When Baz Luhrmann was living in New York, shortly before coming home to Australia to shoot a biopic of Elvis Presley, there was one question that visitors would regularly ask.

“Friends would come to town and say ‘can you get me into Moulin Rouge?,” he said. “I’d say ‘probably. I’m not sure’. And I wasn’t kidding.”

“The Goldie is a great filmmaking environment”: Baz Luhrmann.Credit:Hugh Stewart

That was a sign of how successful Moulin Rouge! The Musical had become on Broadway.

The director of the 2001 film on which it was based – not to mention Strictly Ballroom, Romeo + Juliet, Australia and The Great Gatsby – had to scramble to get tickets.

The first Australian-produced musical to originate on Broadway, the Global Creatures production’s triumphant run included 14 Tony Award nominations before it was shut down by the pandemic.

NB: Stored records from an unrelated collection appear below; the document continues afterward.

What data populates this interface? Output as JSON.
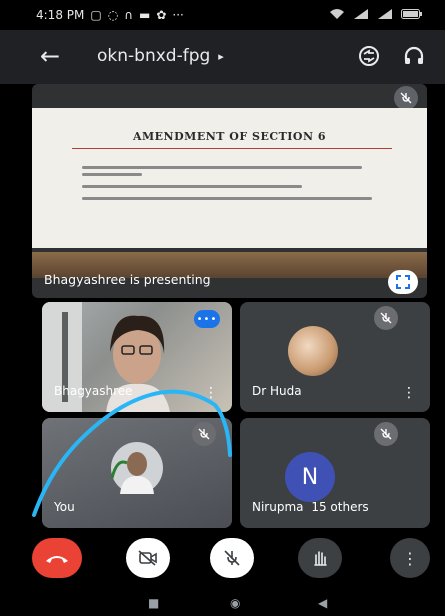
{
  "status_bar": {
    "time": "4:18 PM",
    "notification_icons": [
      "gallery-icon",
      "data-saver-icon",
      "headset-icon",
      "message-icon",
      "settings-icon"
    ],
    "overflow": "···",
    "system_icons": [
      "wifi-icon",
      "signal-icon",
      "battery-icon"
    ]
  },
  "top_bar": {
    "meeting_code": "okn-bnxd-fpg",
    "code_caret": "▸",
    "back_icon": "arrow-left-icon",
    "camera_switch_icon": "switch-camera-icon",
    "audio_icon": "headphones-icon"
  },
  "presentation": {
    "slide_title": "AMENDMENT OF SECTION 6",
    "presenter_label": "Bhagyashree is presenting"
  },
  "participants": [
    {
      "name": "Bhagyashree",
      "muted": false,
      "speaking": true
    },
    {
      "name": "Dr Huda",
      "muted": true
    },
    {
      "name": "You",
      "muted": true
    },
    {
      "name": "Nirupma",
      "avatar_letter": "N",
      "others": "15 others",
      "muted": true
    }
  ],
  "controls": {
    "end_call_icon": "end-call-icon",
    "camera_icon": "camera-off-icon",
    "mic_icon": "mic-off-icon",
    "hand_icon": "raise-hand-icon",
    "more_icon": "more-vert-icon"
  },
  "colors": {
    "end_call": "#ea4335",
    "accent_blue": "#1a73e8",
    "annotation_stroke": "#29b6f6",
    "avatar_indigo": "#3f51b5"
  }
}
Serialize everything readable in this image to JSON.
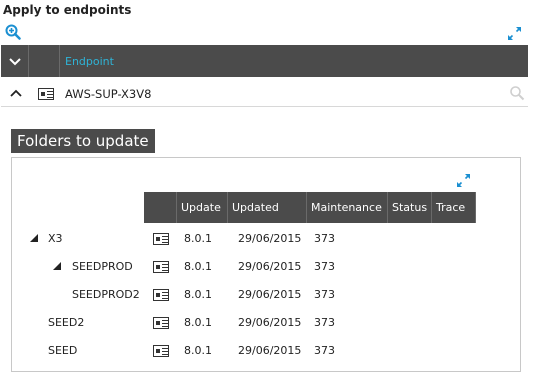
{
  "endpoints_section": {
    "title": "Apply to endpoints",
    "zoom_icon": "zoom-in-icon",
    "expand_icon": "expand-icon",
    "header": {
      "toggle_icon": "chevron-down-icon",
      "endpoint_label": "Endpoint"
    },
    "rows": [
      {
        "name": "AWS-SUP-X3V8",
        "collapse_icon": "chevron-up-icon",
        "type_icon": "card-icon",
        "search_icon": "search-icon"
      }
    ]
  },
  "folders_section": {
    "title": "Folders to update",
    "expand_icon": "expand-icon",
    "columns": {
      "update": "Update",
      "updated": "Updated",
      "maintenance": "Maintenance",
      "status": "Status",
      "trace": "Trace"
    },
    "rows": [
      {
        "name": "X3",
        "expanded": true,
        "update": "8.0.1",
        "updated": "29/06/2015",
        "maintenance": "373",
        "status": "",
        "trace": ""
      },
      {
        "name": "SEEDPROD",
        "expanded": true,
        "update": "8.0.1",
        "updated": "29/06/2015",
        "maintenance": "373",
        "status": "",
        "trace": ""
      },
      {
        "name": "SEEDPROD2",
        "update": "8.0.1",
        "updated": "29/06/2015",
        "maintenance": "373",
        "status": "",
        "trace": ""
      },
      {
        "name": "SEED2",
        "update": "8.0.1",
        "updated": "29/06/2015",
        "maintenance": "373",
        "status": "",
        "trace": ""
      },
      {
        "name": "SEED",
        "update": "8.0.1",
        "updated": "29/06/2015",
        "maintenance": "373",
        "status": "",
        "trace": ""
      }
    ]
  },
  "colors": {
    "header_bg": "#4b4b4b",
    "accent": "#2fb3d6",
    "icon_blue": "#1b8fd1"
  }
}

Now Moulin Rouge! The Musical is about to have a post-COVID-19 life by opening at Melbourne’s Regent Theatre in August then reopening on Broadway.

Almost exactly 20 years after Moulin Rouge had its world premiere opening the Cannes Film Festival, Luhrmann remembered how much negativity he and Catherine Martin, his wife and long-time collaborator, faced making it. And how many critics wrote scathing reviews.

“I can’t tell you how many people said the movie musical will never be successful again,” he said. “Think how much pushback there was when I took an old musical idea: to use mainly old music and reorganise it to tell a story.”

Despite those reviews, Moulin Rouge performed solidly at the box office – especially in this country – and was nominated for eight Academy Awards including best picture. Martin won two Oscars for best art direction and costumes.

Luhrmann has no doubt that the success of Hamilton on stage and the coming movies In The Heights and West Side Story shows the musical is well and truly back.

He has been editing his still-untitled Elvis movie after a shoot on the Gold Coast that was famously shut down when Tom Hanks tested positive to COVID-19 – and was only able to resume late in the year.

Twenty years ago: director Baz Luhrmann with Nicole Kidman and Ewan McGregor at the Cannes Film Festival in 2001. Credit:AP Photo/Lionel Cironneau

Hanks plays Colonel Tom Parker with little-known Austin Butler as Elvis and Olivia DeJonge as Priscilla.

Luhrmann is guarded about revealing too much about the film.

“It’s like a pregnancy,” he said. “It might be all going really well but you don’t want to talk about your child until your child is safe.”

But Luhrmann is happy to say the performances, headed by Hanks and Butler, are “terrific” and that he has enjoyed working on the Gold Coast.

Catherine Martin. Credit:Hugh Stewart

“The Goldie is a great filmmaking environment,” he said. “The food is on fire, the weather is great and the studio is great.

“Everyone just dug in deep. I think they were just aware of the privilege of being able to actually make something.”

Martin, also a fan of the Gold Coast and the safety of working in Australia during the pandemic, said it did not feel like 20 years since the Moulin Rouge premiere.

“I always think ‘oh my god, that just happened yesterday’,” she said. “I feel like I’m just getting going.”

But the now-four-time-Oscar winner – having won two more for The Great Gatsby – said what had become apparent was that Luhrmann’s movies improved with age.

“Moulin Rouge was such a fabulously risky adventure,” she said. “Back in the day, when we were making it, what did the studio hate most of all? Break-out-into-song musicals, hats and facial hair.

“So Baz just has this incredible ability to swim against the current and show people what they really want.”